Bilinç ne denli önemli. Gece!

35 mm/1.4














Barabbas kentin en çok fotoğrafı çekilmesi gereken kişisi miydi? Öyle ya İsa’dan çok yaşamıştı o kentte, esasında kentle sorunu yoktu Barabbas’ın. Kent ile sorunu olan İsa’ydı, kent ne olursa olsun insanıyla anılırdı ne de olsa.

Günümüzde hala çokça değişen bu sokaklar adına neler yapılabilir. Barabbas’ın her iki gözü gayet iyi gördüğünden olsa gerek yüksek perdeden pek konuşmadığından bahsederler, haliyle Barabbas bir hırsızdır, kentin arka sokaklarını ondan daha iyi kim bilebilir, sürekli bir şeyleri izleyen Barabbas iyi bir fotoğrafçı olabilir miydi, kendini kışkırtmak isteyenler bu soruya yanıt arayabilir.

Sorun ilk paragrafta belki yanlış anlaşılır diye ikonlara da değinmek gerekir, ya da biraz daha yanlış anlamalara meyil veren bir görüşle, ki bu görüş heterodoksi içinde yer alacaktır, ve bu görüş biraz içrek kabul edilirse, birey kalacaktır belki geriye, fotoğraf içinse bu kenti yeniden oluşturmak olacaktır.

Kenti kabul ettiğimi varsaydığım anda Sodom’a dönüşebilir ortodoksiye göre bu yer.

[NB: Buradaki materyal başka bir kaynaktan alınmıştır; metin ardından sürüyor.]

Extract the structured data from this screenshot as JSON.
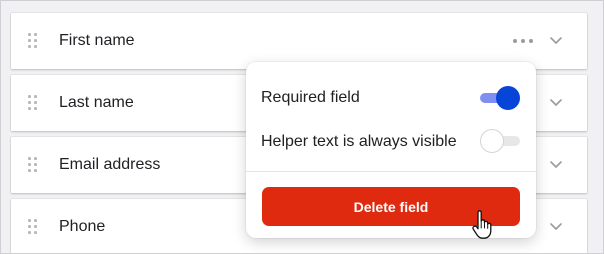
{
  "fields": [
    {
      "label": "First name"
    },
    {
      "label": "Last name"
    },
    {
      "label": "Email address"
    },
    {
      "label": "Phone"
    }
  ],
  "popover": {
    "required_label": "Required field",
    "required_on": true,
    "helper_label": "Helper text is always visible",
    "helper_on": false,
    "delete_label": "Delete field"
  },
  "colors": {
    "toggle_on": "#0645d8",
    "delete_button": "#df2a0f"
  },
  "icons": {
    "drag": "drag-handle-icon",
    "more": "more-horizontal-icon",
    "expand": "chevron-down-icon",
    "cursor": "hand-pointer-cursor-icon"
  }
}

Bu yerleri en ince ayrıntısına dek düşünen, modern çağlarda ise Leica olmuştur. Leica günümüzde en kullanışlı “minyatür” makineleri ile kentte bir yerlere “dolaşmamızı” sağlayabilir, “O şeyi rahat bırak!” diyen filozofu duyar gibiyim, sonuçta “o şey” anlaşılmak içinse bu pek olası olmayan bırakma eylemi ile örtüşmeyecektir.

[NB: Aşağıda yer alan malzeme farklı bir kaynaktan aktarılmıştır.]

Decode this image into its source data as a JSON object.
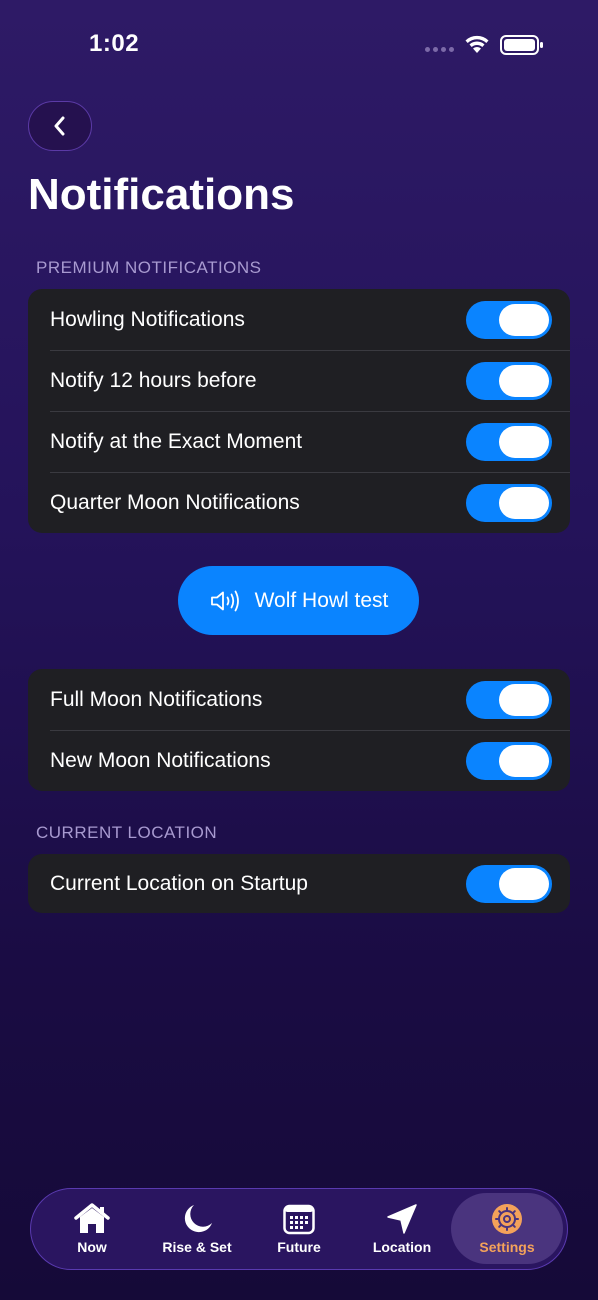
{
  "status_bar": {
    "time": "1:02"
  },
  "header": {
    "title": "Notifications"
  },
  "sections": {
    "premium": {
      "header": "PREMIUM NOTIFICATIONS",
      "rows": [
        {
          "label": "Howling Notifications",
          "on": true
        },
        {
          "label": "Notify 12 hours before",
          "on": true
        },
        {
          "label": "Notify at the Exact Moment",
          "on": true
        },
        {
          "label": "Quarter Moon Notifications",
          "on": true
        }
      ]
    },
    "test_button_label": "Wolf Howl test",
    "moons": {
      "rows": [
        {
          "label": "Full Moon Notifications",
          "on": true
        },
        {
          "label": "New Moon Notifications",
          "on": true
        }
      ]
    },
    "location": {
      "header": "CURRENT LOCATION",
      "rows": [
        {
          "label": "Current Location on Startup",
          "on": true
        }
      ]
    }
  },
  "tab_bar": {
    "tabs": [
      {
        "label": "Now",
        "icon": "house-icon"
      },
      {
        "label": "Rise & Set",
        "icon": "moon-icon"
      },
      {
        "label": "Future",
        "icon": "calendar-icon"
      },
      {
        "label": "Location",
        "icon": "location-arrow-icon"
      },
      {
        "label": "Settings",
        "icon": "gear-icon",
        "active": true
      }
    ]
  },
  "colors": {
    "accent": "#0a84ff",
    "active_tab": "#f4a25a",
    "section_header": "#a89ad0"
  }
}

Leica günümüzde artık “büyük” makinelerde üretmeye başladı. Kentler artık başlı başına bir ikon, kimse neden buradasın sorusunu sormuyor, nergis hikayesinde olduğu gibi kabul ettiklerimiz arttı mı yoksa. Ancak kent hala birilerini çarmıha gerebilir, taşlayabilir, kentin kimi sokakları. Demek ki hala peygamber, mehdi gelecek inancından pek de uzak olmayan yerler de söz konusu.